Abiy freed political prisoners and actively sought gender equality in his cabinet.
Ethiopia’s President and Chief Justice are both women – HE Sahle-Work Zewde and CJ Meaza Ashenafi.
And unlike some African leaders who force their best and brightest into exile or hunt them down and eliminate them, along with any meddlesome or unco-opted members of the opposition, Abiy has done the exact opposite.
He sought out the country’s best and brightest who had fled abroad to flee assault from the country’s previous autocrats and/or a moribund economy dragged down by its corrupt/inept leadership.
The current head of the country’s election board, the equivalent of Kenya’s IEBC, was once a political prisoner who sought refuge in the US. The newly minted Nobel Laureate asked Birtukan Mideksa to return home from America and chair the National Election Board.
A Kenyan equivalent of this would be Uhuru Kenyatta asking Miguna Miguna to chair the IEBC!
Like many African countries, Ethiopia has many ethnic groups living side-by-side all within the same borders. And like Kenya and Rwanda, ethnic strife is but a demagogue or a mis-step away.
On the other hand, Abiy Ali has not only verbalized being the “leader of all Ethiopians” as many a-demagogues promise upon seizing or coming to power, he has actively reached out to the country’s minority groups including the Somalis, Tigrayans, Sidamas, Gurages, Wolaytas and Hidayas.
It would be interesting to see an analysis of the man’s cabinet to see if it indeed represents the “Face of Ethiopia” and not of Ali’s ethnicity; if it protects the minorities from the “tyranny of the majority” that Kenyans who support the incumbency crow/gloat about.
Notwithstanding and to a large extent, Abiy has not only been a peacemaker domestically, he reportedly got the Saudis and Emirates to support his mediation between the two sides in Sudan i.e. the then-Omar Bashir-led incumbency and the opposition. So while the authoritarian Bashir was eventually forced out of power by a youth-led uprising, the ever-present specter of a brutal pushback from the incumbency that almost always controls the levers of violence against the demonstrators/opposition that parts of Kenya have seen and saw back in 2017 was averted thanks, in part, to Aiby’s peace-making efforts.
A September 2019 piece on the World Economic Forum (WEF) website titled “Ethiopia is Africa’s new growth engine – here’s why” only adds to the sheen of Ahmed Aiby’s two-year-old premiership.
To be clear, Ethiopia has challenges.
The country, like many of its African neighbors, IS battling corruption (Corruption Perception Index – CPI – of 34 vs.
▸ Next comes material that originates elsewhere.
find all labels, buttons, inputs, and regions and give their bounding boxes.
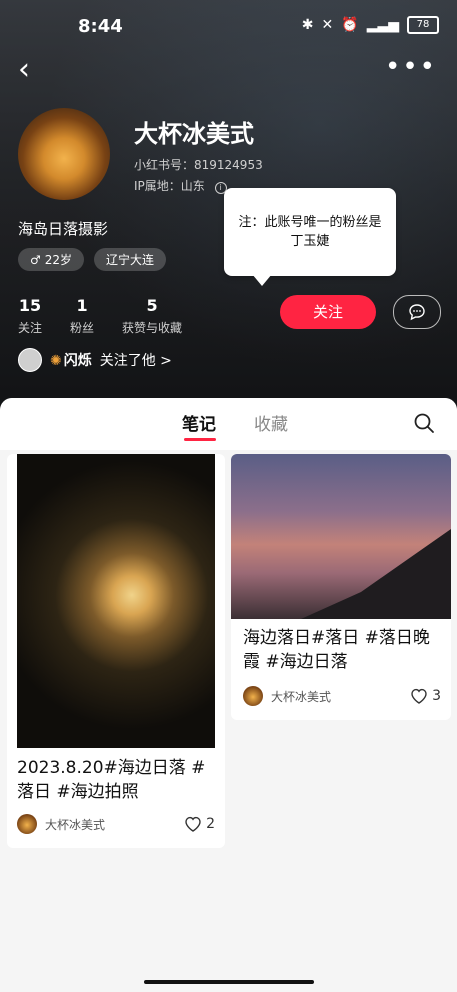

Kenya’s 27 and Rwanda’s 56).
However, it has benefited from socio-political stability that has in turn propelled its economy to double-digit growth rates over the last decade.
This world-leading economic growth rate has kept an appreciable number of the country’s 105M employed/earning a living. It also bears repeating that the newly-minted Nobel Laureate has actualized some major campaign promises that has prolonged his honeymoon well beyond the standard one hundred days (3 months) usually accorded incoming administrations.
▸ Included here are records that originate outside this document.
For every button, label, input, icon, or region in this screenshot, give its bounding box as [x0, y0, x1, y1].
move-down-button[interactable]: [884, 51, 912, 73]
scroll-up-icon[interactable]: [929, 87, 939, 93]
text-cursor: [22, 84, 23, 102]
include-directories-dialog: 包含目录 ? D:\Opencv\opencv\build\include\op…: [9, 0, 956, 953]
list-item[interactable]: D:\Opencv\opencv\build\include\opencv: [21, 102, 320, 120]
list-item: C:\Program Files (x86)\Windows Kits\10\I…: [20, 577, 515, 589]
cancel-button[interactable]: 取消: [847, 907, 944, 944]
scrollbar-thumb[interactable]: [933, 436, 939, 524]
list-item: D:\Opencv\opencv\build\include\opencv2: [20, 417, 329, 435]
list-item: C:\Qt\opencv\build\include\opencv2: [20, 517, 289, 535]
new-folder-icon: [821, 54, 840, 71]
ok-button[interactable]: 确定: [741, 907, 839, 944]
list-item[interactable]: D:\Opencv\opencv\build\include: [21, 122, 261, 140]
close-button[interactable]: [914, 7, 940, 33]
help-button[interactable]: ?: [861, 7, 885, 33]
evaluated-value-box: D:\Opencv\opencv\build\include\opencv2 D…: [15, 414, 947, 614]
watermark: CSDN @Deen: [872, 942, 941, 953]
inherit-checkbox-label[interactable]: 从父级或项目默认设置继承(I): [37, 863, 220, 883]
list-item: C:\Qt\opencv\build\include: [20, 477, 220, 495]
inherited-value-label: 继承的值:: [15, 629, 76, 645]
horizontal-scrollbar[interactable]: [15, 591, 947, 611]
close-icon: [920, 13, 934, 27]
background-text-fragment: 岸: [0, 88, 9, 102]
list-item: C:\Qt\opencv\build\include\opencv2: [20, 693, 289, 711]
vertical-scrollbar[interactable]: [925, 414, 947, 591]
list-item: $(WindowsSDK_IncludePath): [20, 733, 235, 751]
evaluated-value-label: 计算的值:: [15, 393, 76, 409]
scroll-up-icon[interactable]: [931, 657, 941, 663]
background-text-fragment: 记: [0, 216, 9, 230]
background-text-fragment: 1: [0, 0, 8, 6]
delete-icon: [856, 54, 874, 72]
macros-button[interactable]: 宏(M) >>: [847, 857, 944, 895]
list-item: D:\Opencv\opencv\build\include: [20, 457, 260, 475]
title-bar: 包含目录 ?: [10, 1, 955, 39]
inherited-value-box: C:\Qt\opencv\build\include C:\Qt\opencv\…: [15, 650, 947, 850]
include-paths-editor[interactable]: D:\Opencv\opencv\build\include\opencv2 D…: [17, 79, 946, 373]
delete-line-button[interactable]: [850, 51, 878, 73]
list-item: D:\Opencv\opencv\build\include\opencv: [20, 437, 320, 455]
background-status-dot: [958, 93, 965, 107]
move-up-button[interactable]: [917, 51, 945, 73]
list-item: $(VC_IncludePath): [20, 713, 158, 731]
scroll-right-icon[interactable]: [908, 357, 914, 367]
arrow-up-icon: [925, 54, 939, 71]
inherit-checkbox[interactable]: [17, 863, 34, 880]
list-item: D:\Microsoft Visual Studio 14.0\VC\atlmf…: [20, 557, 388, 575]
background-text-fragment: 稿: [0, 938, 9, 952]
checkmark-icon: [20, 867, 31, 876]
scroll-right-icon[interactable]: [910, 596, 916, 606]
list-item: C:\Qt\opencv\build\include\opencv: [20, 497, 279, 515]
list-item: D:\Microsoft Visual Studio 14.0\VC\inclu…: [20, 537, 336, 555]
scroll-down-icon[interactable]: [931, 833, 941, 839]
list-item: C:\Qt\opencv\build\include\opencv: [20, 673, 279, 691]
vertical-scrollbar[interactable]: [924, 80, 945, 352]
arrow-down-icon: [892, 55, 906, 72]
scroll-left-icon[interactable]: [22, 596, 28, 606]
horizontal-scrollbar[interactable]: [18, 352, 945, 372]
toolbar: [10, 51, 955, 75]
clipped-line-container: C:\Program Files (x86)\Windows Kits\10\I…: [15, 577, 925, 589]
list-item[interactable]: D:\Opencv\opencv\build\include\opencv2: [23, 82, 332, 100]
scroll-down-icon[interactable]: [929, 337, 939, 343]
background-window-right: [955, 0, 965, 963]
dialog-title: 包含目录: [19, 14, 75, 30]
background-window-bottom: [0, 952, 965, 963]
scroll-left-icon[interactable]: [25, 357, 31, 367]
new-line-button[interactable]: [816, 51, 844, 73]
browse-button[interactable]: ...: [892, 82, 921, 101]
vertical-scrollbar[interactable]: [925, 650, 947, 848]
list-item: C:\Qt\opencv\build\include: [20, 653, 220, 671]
Critics (Kenyans in particular) my scoff at the importance of Abiy Ahmed’s Nobel Prize and I would understand the southern neighbor’s jaundiced eyes. After all, the Nobel Commission overlooked Kenya’s now-favorite son Ngugi Wa Thiong’o in his quest for the prestigious prize in Literature.
However, they cannot scoff at the critical role played by competent leadership in their northern neighbor’s trajectory.
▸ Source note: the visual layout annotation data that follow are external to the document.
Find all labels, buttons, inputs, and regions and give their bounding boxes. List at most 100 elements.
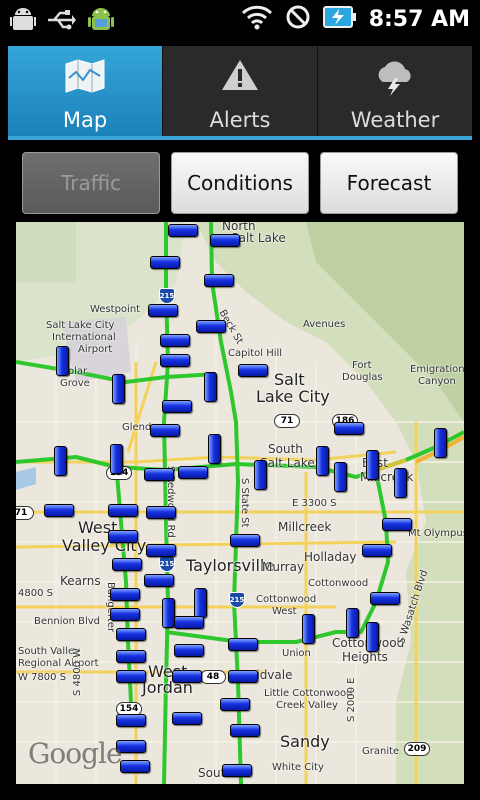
- label-mt-olympus: Mt Olympus: [408, 528, 464, 539]
- label-murray: Murray: [262, 560, 305, 574]
- label-sv-airport-1: South Valley: [18, 646, 81, 657]
- camera-marker[interactable]: [112, 558, 142, 571]
- camera-marker[interactable]: [116, 670, 146, 683]
- camera-marker[interactable]: [196, 320, 226, 333]
- label-poplar-grove-2: Grove: [60, 378, 90, 389]
- camera-marker[interactable]: [366, 450, 379, 480]
- label-slc-intl-3: Airport: [78, 344, 113, 355]
- camera-marker[interactable]: [108, 504, 138, 517]
- camera-marker[interactable]: [178, 466, 208, 479]
- camera-marker[interactable]: [160, 354, 190, 367]
- camera-marker[interactable]: [434, 428, 447, 458]
- label-w7800s: W 7800 S: [18, 672, 67, 683]
- camera-marker[interactable]: [116, 628, 146, 641]
- highway-shield: 48: [200, 670, 226, 684]
- camera-marker[interactable]: [146, 506, 176, 519]
- conditions-button[interactable]: Conditions: [171, 152, 309, 214]
- camera-marker[interactable]: [210, 234, 240, 247]
- label-salt-lake-city-2: Lake City: [256, 387, 330, 406]
- tab-alerts-label: Alerts: [209, 108, 271, 132]
- label-cottonwood-west-2: West: [272, 606, 297, 617]
- label-millcreek: Millcreek: [278, 520, 332, 534]
- camera-marker[interactable]: [334, 422, 364, 435]
- camera-marker[interactable]: [228, 638, 258, 651]
- camera-marker[interactable]: [108, 530, 138, 543]
- label-cottonwood-heights-2: Heights: [342, 650, 388, 664]
- camera-marker[interactable]: [222, 764, 252, 777]
- label-avenues: Avenues: [303, 319, 346, 330]
- label-capitol-hill: Capitol Hill: [228, 348, 283, 359]
- camera-marker[interactable]: [194, 588, 207, 618]
- traffic-map[interactable]: North Salt Lake Westpoint Salt Lake City…: [16, 222, 464, 784]
- tab-weather[interactable]: Weather: [318, 46, 472, 140]
- camera-marker[interactable]: [172, 670, 202, 683]
- camera-marker[interactable]: [316, 446, 329, 476]
- status-bar: 8:57 AM: [0, 0, 480, 38]
- warning-icon: [220, 58, 260, 97]
- camera-marker[interactable]: [254, 460, 267, 490]
- label-slc-intl-2: International: [52, 332, 116, 343]
- camera-marker[interactable]: [208, 434, 221, 464]
- label-emigration-1: Emigration: [410, 364, 464, 375]
- camera-marker[interactable]: [204, 274, 234, 287]
- camera-marker[interactable]: [160, 334, 190, 347]
- camera-marker[interactable]: [228, 670, 258, 683]
- forecast-button[interactable]: Forecast: [320, 152, 458, 214]
- tab-weather-label: Weather: [350, 108, 440, 132]
- camera-marker[interactable]: [238, 364, 268, 377]
- camera-marker[interactable]: [174, 616, 204, 629]
- camera-marker[interactable]: [56, 346, 69, 376]
- camera-marker[interactable]: [394, 468, 407, 498]
- camera-marker[interactable]: [150, 424, 180, 437]
- android-debug-icon: [10, 6, 36, 38]
- app-root: 8:57 AM Map Alerts Weather Traffic Condi…: [0, 0, 480, 800]
- tab-alerts[interactable]: Alerts: [163, 46, 318, 140]
- label-little-cottonwood-1: Little Cottonwood: [264, 688, 353, 699]
- camera-marker[interactable]: [144, 468, 174, 481]
- camera-marker[interactable]: [110, 444, 123, 474]
- tab-bar: Map Alerts Weather: [8, 46, 472, 140]
- camera-marker[interactable]: [174, 644, 204, 657]
- camera-marker[interactable]: [230, 724, 260, 737]
- camera-marker[interactable]: [110, 608, 140, 621]
- camera-marker[interactable]: [110, 588, 140, 601]
- label-glendale: Glend: [122, 422, 152, 433]
- battery-charging-icon: [322, 5, 357, 33]
- camera-marker[interactable]: [116, 650, 146, 663]
- label-cottonwood-west-1: Cottonwood: [256, 594, 317, 605]
- camera-marker[interactable]: [54, 446, 67, 476]
- camera-marker[interactable]: [144, 574, 174, 587]
- camera-marker[interactable]: [204, 372, 217, 402]
- camera-marker[interactable]: [168, 224, 198, 237]
- camera-marker[interactable]: [334, 462, 347, 492]
- camera-marker[interactable]: [302, 614, 315, 644]
- label-slc-intl-1: Salt Lake City: [46, 320, 115, 331]
- usb-icon: [46, 9, 76, 35]
- camera-marker[interactable]: [112, 374, 125, 404]
- camera-marker[interactable]: [116, 714, 146, 727]
- camera-marker[interactable]: [120, 760, 150, 773]
- camera-marker[interactable]: [362, 544, 392, 557]
- label-bennion: Bennion Blvd: [34, 616, 101, 627]
- label-holladay: Holladay: [304, 550, 357, 564]
- label-south-salt-lake-2: Salt Lake: [260, 456, 315, 470]
- no-signal-icon: [285, 4, 311, 34]
- camera-marker[interactable]: [146, 544, 176, 557]
- camera-marker[interactable]: [150, 256, 180, 269]
- camera-marker[interactable]: [346, 608, 359, 638]
- camera-marker[interactable]: [44, 504, 74, 517]
- interstate-shield: 215: [159, 288, 175, 304]
- camera-marker[interactable]: [172, 712, 202, 725]
- camera-marker[interactable]: [366, 622, 379, 652]
- camera-marker[interactable]: [220, 698, 250, 711]
- camera-marker[interactable]: [382, 518, 412, 531]
- camera-marker[interactable]: [230, 534, 260, 547]
- highway-shield: 209: [404, 742, 430, 756]
- tab-map[interactable]: Map: [8, 46, 163, 140]
- camera-marker[interactable]: [370, 592, 400, 605]
- traffic-button[interactable]: Traffic: [22, 152, 160, 214]
- label-granite: Granite: [362, 746, 400, 757]
- label-s2000e: S 2000 E: [346, 677, 357, 722]
- camera-marker[interactable]: [148, 304, 178, 317]
- camera-marker[interactable]: [162, 400, 192, 413]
This is particularly true given the near-identical socio-economic and political factors shared by Kenya and Ethiopia:
– Youthful potential,
– Possible privatisation of state-owned enterprises,
– Promising start-up ecosystem,
– Strategic location between Europe and Asia.
I’d even throw in the faux “social stability” wrought on by the near-two-year-old “Handshake” – another factor identified in the WEF piece mentioned in this piece.
I will let y’all wonder where else competent incorruptible leadership has been the difference between Kenya and another society on the verge of economic take-off.
Again, a hearty congratulations to PM Abiy Ahmed Ali for an award seemingly well-deserved.